Somewhere along the way, I have lost my path. While I still feel I’m moving forward, I somehow feel it’s not the intended direction. I sort of feel like I’m going down a gravel road on my bicycle with a very, very strong side wind and rather than fight against it, I’ve let it push me. I am not going off the road, just veering from the packed gravel tire track. I see this going on in many areas of my life right now. In some ways, I feel like that I have let the worldly ways chart my course. As a result, I’ve found myself not as happy as I can be. I have wavered. I have wondered. I have not been true to myself.
Today in church service, we heard a sermon about David and the lion’s den. I won’t go into the message of trust, grace and love as I believe I heard something different than what was preached. I heard that I have not been true and that I’ve let the world around me dictate my choices and my direction. If my life, thus far, has taught me anything, it is that this is not the way to live nor the way I am most at peace.

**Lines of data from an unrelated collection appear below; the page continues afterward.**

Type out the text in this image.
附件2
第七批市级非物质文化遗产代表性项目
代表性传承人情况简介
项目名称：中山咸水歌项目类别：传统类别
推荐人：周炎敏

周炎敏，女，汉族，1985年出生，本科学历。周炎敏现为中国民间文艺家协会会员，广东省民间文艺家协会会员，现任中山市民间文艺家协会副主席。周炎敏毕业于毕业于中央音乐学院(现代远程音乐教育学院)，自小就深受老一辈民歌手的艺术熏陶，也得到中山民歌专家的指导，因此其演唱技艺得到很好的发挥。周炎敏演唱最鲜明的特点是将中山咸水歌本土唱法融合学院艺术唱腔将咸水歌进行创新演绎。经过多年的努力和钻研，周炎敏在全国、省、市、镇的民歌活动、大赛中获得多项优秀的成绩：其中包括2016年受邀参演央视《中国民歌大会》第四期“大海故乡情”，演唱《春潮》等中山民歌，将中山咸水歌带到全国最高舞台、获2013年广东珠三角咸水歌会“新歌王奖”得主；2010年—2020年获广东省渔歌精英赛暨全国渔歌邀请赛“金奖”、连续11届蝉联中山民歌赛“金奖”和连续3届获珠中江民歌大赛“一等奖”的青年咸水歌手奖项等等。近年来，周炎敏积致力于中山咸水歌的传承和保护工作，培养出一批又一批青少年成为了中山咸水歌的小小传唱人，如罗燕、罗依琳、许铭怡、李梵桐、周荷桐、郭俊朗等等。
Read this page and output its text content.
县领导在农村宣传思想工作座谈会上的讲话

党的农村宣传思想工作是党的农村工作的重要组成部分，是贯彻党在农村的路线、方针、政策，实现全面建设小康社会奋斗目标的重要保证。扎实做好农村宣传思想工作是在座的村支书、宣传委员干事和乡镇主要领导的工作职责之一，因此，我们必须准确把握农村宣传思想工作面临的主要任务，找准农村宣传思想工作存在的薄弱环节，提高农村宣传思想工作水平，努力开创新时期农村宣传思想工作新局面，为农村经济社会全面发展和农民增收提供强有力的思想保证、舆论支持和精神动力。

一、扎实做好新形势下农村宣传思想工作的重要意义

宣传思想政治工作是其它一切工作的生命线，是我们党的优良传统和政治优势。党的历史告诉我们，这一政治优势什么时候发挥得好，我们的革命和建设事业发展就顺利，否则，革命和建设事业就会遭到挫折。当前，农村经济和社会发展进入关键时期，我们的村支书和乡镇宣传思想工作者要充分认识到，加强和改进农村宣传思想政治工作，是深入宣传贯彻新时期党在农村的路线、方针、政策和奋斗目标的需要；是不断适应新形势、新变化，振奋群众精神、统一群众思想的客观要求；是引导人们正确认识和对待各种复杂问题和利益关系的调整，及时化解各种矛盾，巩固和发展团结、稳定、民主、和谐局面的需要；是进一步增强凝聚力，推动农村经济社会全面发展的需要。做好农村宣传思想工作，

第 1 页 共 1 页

In high school I wrote a poem called A Redwood Tree in an Apple Orchard. Through my many moves since then, I have no idea where this poem has landed, but I remember parts of the poem. It read as follows. The other trees tear at my bark saying I do not bear fruit as they do. Later on it read I will stand strong and one day in a storm they will seek shelter under my branches. I was reminded of this today in the sermon. I need to stand strong and not let the world impact me the way it has been. I need to trust that I am on my path.
My whole life I have stood for what I believe in. Yes, I have wandered a bit here and there, but I have always got back on my own path. I need to do that again. I need to be a great father and husband. I need to stay true to my values and stand up for what I believe in even if it is hard or has the appearance of settling. I need to pursue my passions of cycling and photography. I need to develop my skill set, relationships and experiences to support my future vision of retirement. When I have focused on those things, my life has always fallen into place. Time to get moving and get to work.
In the coming weeks, I am committing to simplifying some of the things in my life. Focusing on the things that get me to where I intend to go. I am stoked.